-
Why is this here? There are a lot of different words for it – bloatware, crapware, foistware, shovelware. And while each of those terms has a slightly different shade of meaning, they all describe software that you don't want on your system, but is nonetheless there. Here, then, are some of the worst offenders.
-
Kazaa + Brilliant Digital + many, many others Kazaa was one of a long series of Napster successors, getting famous for both an extensive user network and huge, steaming vats of questionable code. One of the more alarming discoveries came in 2002, when it turned out there was essentially a semi-consensual botnet included in the software.
-
Flash + McAfee Security Scan Plus Any time there's an “optional” box that adds an unrelated piece of software to an installation or download, and it's checked by default, we call shenanigans.
-
Java + Ask.com toolbar Oracle's Java installer – which approximately 43 bazillion computers have to run about once a week – has a box, again checked by default, that installs the Ask.com toolbar and sets your browsers to use Ask.com as a default search engine.
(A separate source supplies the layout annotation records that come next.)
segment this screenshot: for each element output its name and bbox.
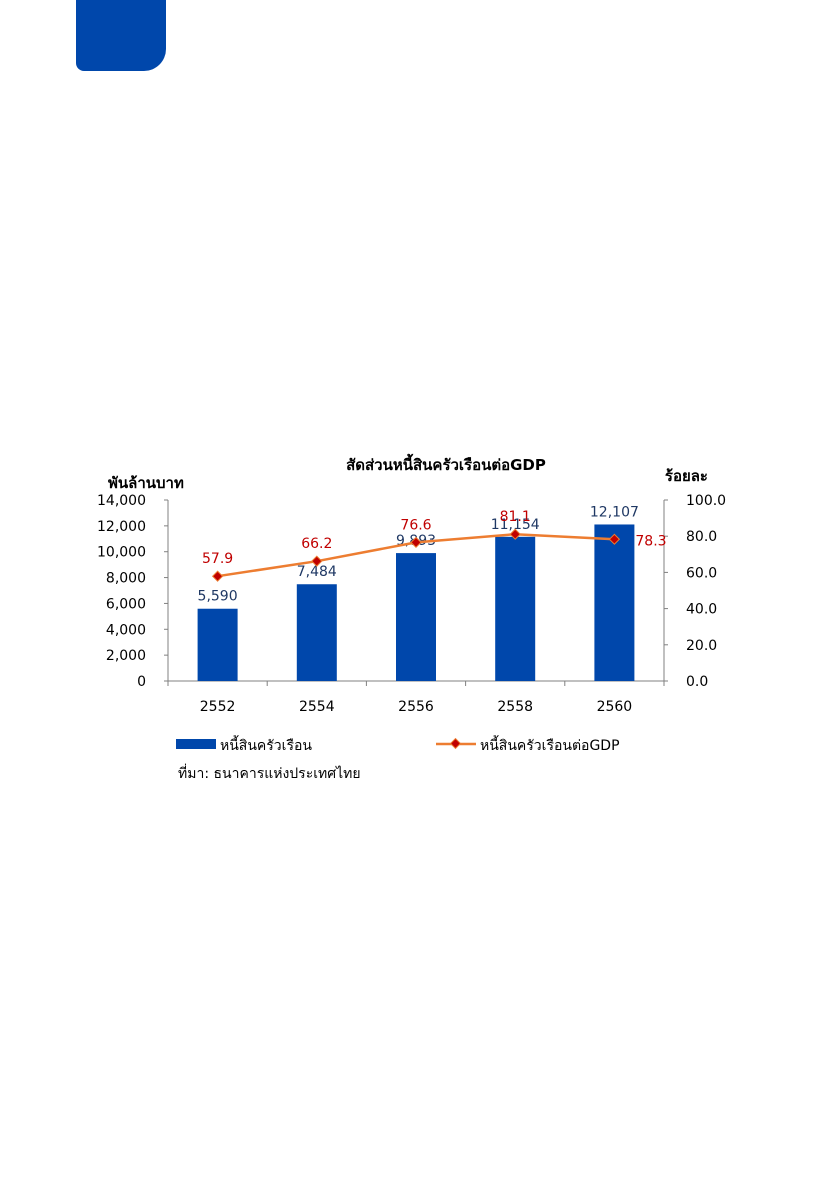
chart-title: สัดส่วนหนี้สินครัวเรือนต่อGDP [346,453,546,474]
left-tick-label: 0 [137,674,146,690]
left-axis-title: พันล้านบาท [108,474,184,492]
left-tick-label: 2,000 [106,648,146,664]
right-axis-ticks: 0.0 20.0 40.0 60.0 80.0 100.0 [664,493,726,690]
legend-bar-label: หนี้สินครัวเรือน [220,735,312,754]
x-tick-label: 2552 [200,699,236,715]
right-tick-label: 80.0 [686,529,717,545]
line-value-label: 76.6 [400,517,431,533]
left-tick-label: 12,000 [97,519,146,535]
bar [396,553,436,681]
line-value-label: 66.2 [301,536,332,552]
line-marker [509,528,521,540]
line-data-labels: 57.9 66.2 76.6 81.1 78.3 [202,509,667,567]
legend-line-marker [449,737,462,750]
x-tick-label: 2558 [497,699,533,715]
bar [296,584,337,681]
bar-value-label: 5,590 [198,589,238,605]
left-tick-label: 14,000 [97,493,146,509]
right-tick-label: 40.0 [686,602,717,618]
x-axis-ticks: 2552 2554 2556 2558 2560 [167,681,665,715]
bar [594,524,635,681]
line-marker [410,536,422,549]
right-axis-title: ร้อยละ [665,467,708,485]
line-series [211,528,621,582]
bar-value-label: 7,484 [297,564,337,580]
right-tick-label: 100.0 [686,493,726,509]
line-value-label: 81.1 [500,509,531,525]
left-tick-label: 8,000 [106,571,146,587]
line-marker [211,570,224,582]
left-axis-ticks: 0 2,000 4,000 6,000 8,000 10,000 12,000 14,000 [97,493,168,690]
bar-value-label: 11,154 [491,517,540,533]
line-value-label: 57.9 [202,551,233,567]
x-tick-label: 2554 [299,699,335,715]
left-tick-label: 6,000 [106,596,146,612]
right-tick-label: 20.0 [686,638,717,654]
line-value-label: 78.3 [635,533,666,549]
bar-series [197,524,635,681]
line-marker [608,533,621,545]
right-tick-label: 60.0 [686,565,717,581]
legend-bar-swatch [176,739,216,749]
left-tick-label: 10,000 [97,545,146,561]
left-tick-label: 4,000 [106,622,146,638]
x-tick-label: 2560 [597,699,633,715]
source-note: ที่มา: ธนาคารแห่งประเทศไทย [178,764,361,782]
corner-tab-decoration [76,0,166,71]
right-tick-label: 0.0 [686,674,708,690]
line-marker [311,555,323,567]
bar-value-label: 12,107 [590,504,639,520]
legend-line-label: หนี้สินครัวเรือนต่อGDP [480,735,620,754]
bar [197,608,238,681]
bar [495,536,536,681]
x-tick-label: 2556 [398,699,434,715]
legend: หนี้สินครัวเรือน หนี้สินครัวเรือนต่อGDP [176,735,620,754]
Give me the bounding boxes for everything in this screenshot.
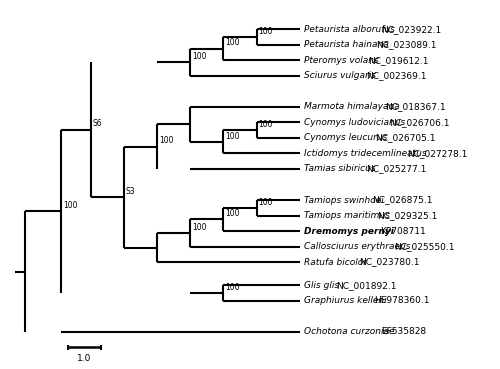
Text: Callosciurus erythraeus: Callosciurus erythraeus <box>304 242 410 251</box>
Text: S3: S3 <box>126 187 136 196</box>
Text: 100: 100 <box>258 27 273 36</box>
Text: 100: 100 <box>159 137 174 145</box>
Text: 100: 100 <box>225 209 240 218</box>
Text: S6: S6 <box>92 120 102 128</box>
Text: HE978360.1: HE978360.1 <box>374 296 430 306</box>
Text: 100: 100 <box>225 132 240 141</box>
Text: 100: 100 <box>225 283 240 292</box>
Text: Ratufa bicolor: Ratufa bicolor <box>304 258 366 266</box>
Text: NC_026875.1: NC_026875.1 <box>372 196 432 204</box>
Text: Cynomys ludovicianus: Cynomys ludovicianus <box>304 118 405 127</box>
Text: 1.0: 1.0 <box>77 354 92 363</box>
Text: NC_026705.1: NC_026705.1 <box>375 134 436 142</box>
Text: Sciurus vulgaris: Sciurus vulgaris <box>304 71 376 80</box>
Text: 100: 100 <box>225 38 240 48</box>
Text: Tamias sibiricus: Tamias sibiricus <box>304 165 376 173</box>
Text: NC_019612.1: NC_019612.1 <box>368 56 428 65</box>
Text: Pteromys volans: Pteromys volans <box>304 56 378 65</box>
Text: NC_023922.1: NC_023922.1 <box>381 25 442 34</box>
Text: Ictidomys tridecemlineatus: Ictidomys tridecemlineatus <box>304 149 426 158</box>
Text: NC_027278.1: NC_027278.1 <box>407 149 468 158</box>
Text: 100: 100 <box>258 197 273 207</box>
Text: Graphiurus kelleni: Graphiurus kelleni <box>304 296 386 306</box>
Text: 100: 100 <box>258 120 273 129</box>
Text: Petaurista alborufus: Petaurista alborufus <box>304 25 394 34</box>
Text: NC_023780.1: NC_023780.1 <box>358 258 419 266</box>
Text: NC_029325.1: NC_029325.1 <box>377 211 438 220</box>
Text: 100: 100 <box>192 52 206 61</box>
Text: Petaurista hainana: Petaurista hainana <box>304 40 388 49</box>
Text: EF535828: EF535828 <box>381 327 426 337</box>
Text: Ochotona curzoniae: Ochotona curzoniae <box>304 327 394 337</box>
Text: Glis glis: Glis glis <box>304 281 339 290</box>
Text: Tamiops maritimus: Tamiops maritimus <box>304 211 390 220</box>
Text: Tamiops swinhoei: Tamiops swinhoei <box>304 196 384 204</box>
Text: NC_025550.1: NC_025550.1 <box>394 242 454 251</box>
Text: Marmota himalayana: Marmota himalayana <box>304 103 400 111</box>
Text: 100: 100 <box>62 201 77 210</box>
Text: NC_026706.1: NC_026706.1 <box>390 118 450 127</box>
Text: NC_001892.1: NC_001892.1 <box>336 281 396 290</box>
Text: NC_025277.1: NC_025277.1 <box>366 165 426 173</box>
Text: Cynomys leucurus: Cynomys leucurus <box>304 134 387 142</box>
Text: NC_023089.1: NC_023089.1 <box>376 40 437 49</box>
Text: 100: 100 <box>192 223 206 232</box>
Text: NC_002369.1: NC_002369.1 <box>366 71 426 80</box>
Text: NC_018367.1: NC_018367.1 <box>385 103 446 111</box>
Text: KP708711: KP708711 <box>380 227 426 235</box>
Text: Dremomys pernyi: Dremomys pernyi <box>304 227 394 235</box>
The company has actually defended the practice, as well.
-
Flash + Google Toolbar + Chrome Yes, that's right IE users – as if constant ridicule wasn't bad enough, now you have to uncheck a box too during Flash installation to make sure you don't get both a Google Toolbar for IE AND Chrome itself. (Which is then automatically set as default.)
-
SourceForge + DevShare Nowadays, even SourceForge offers a “DevShare” program, which lets developers include (yes really) paid bloatware in their installers. Everybody wins, right? Seems sort of shady when Ask.com asks for permissions when you open the installer, which was a different size than the one offered on the DL page.
-
The stuff you get on (insert carrier/OEM's name here)'s Android phones Oh, there's just so much of this out there. Both carriers and handset makers tend to make deals that pay them to package company X's lame app with their devices, which is great because they'll presumably say that this keeps them from charging EVEN MORE for service or hardware. Huzzah. Oh, and some of it can't be removed without rooting.
-
Your new laptop's OMG FREE TRIAL OFFERS! The pre-installed crud phenomenon predates smartphones, of course – similar patterns are still widely seen from any number of PC manufacturers, meaning one of the common steps to setting up an OEM-built PC is to painstakingly search out and destroy the useless gunk siphoning up system resources.
-
ESEA's rogue employee Gaming network ESEA swears up and down that it had nothing to do with malicious software installed into its matchmaking software earlier this year, blaming a rogue employee for hijacking powerful GPUs found in users' gaming PCs and using their resources for Bitcoin mining. The company is being sued by customers in California over the incident.
-
Skype (formerly) Credit where it's due – although Skype used to have a bad habit of packaging mysterious and persistent little pieces of crapware with their ubiquitous VoIP client, they seem to have cleaned up their act in recent months.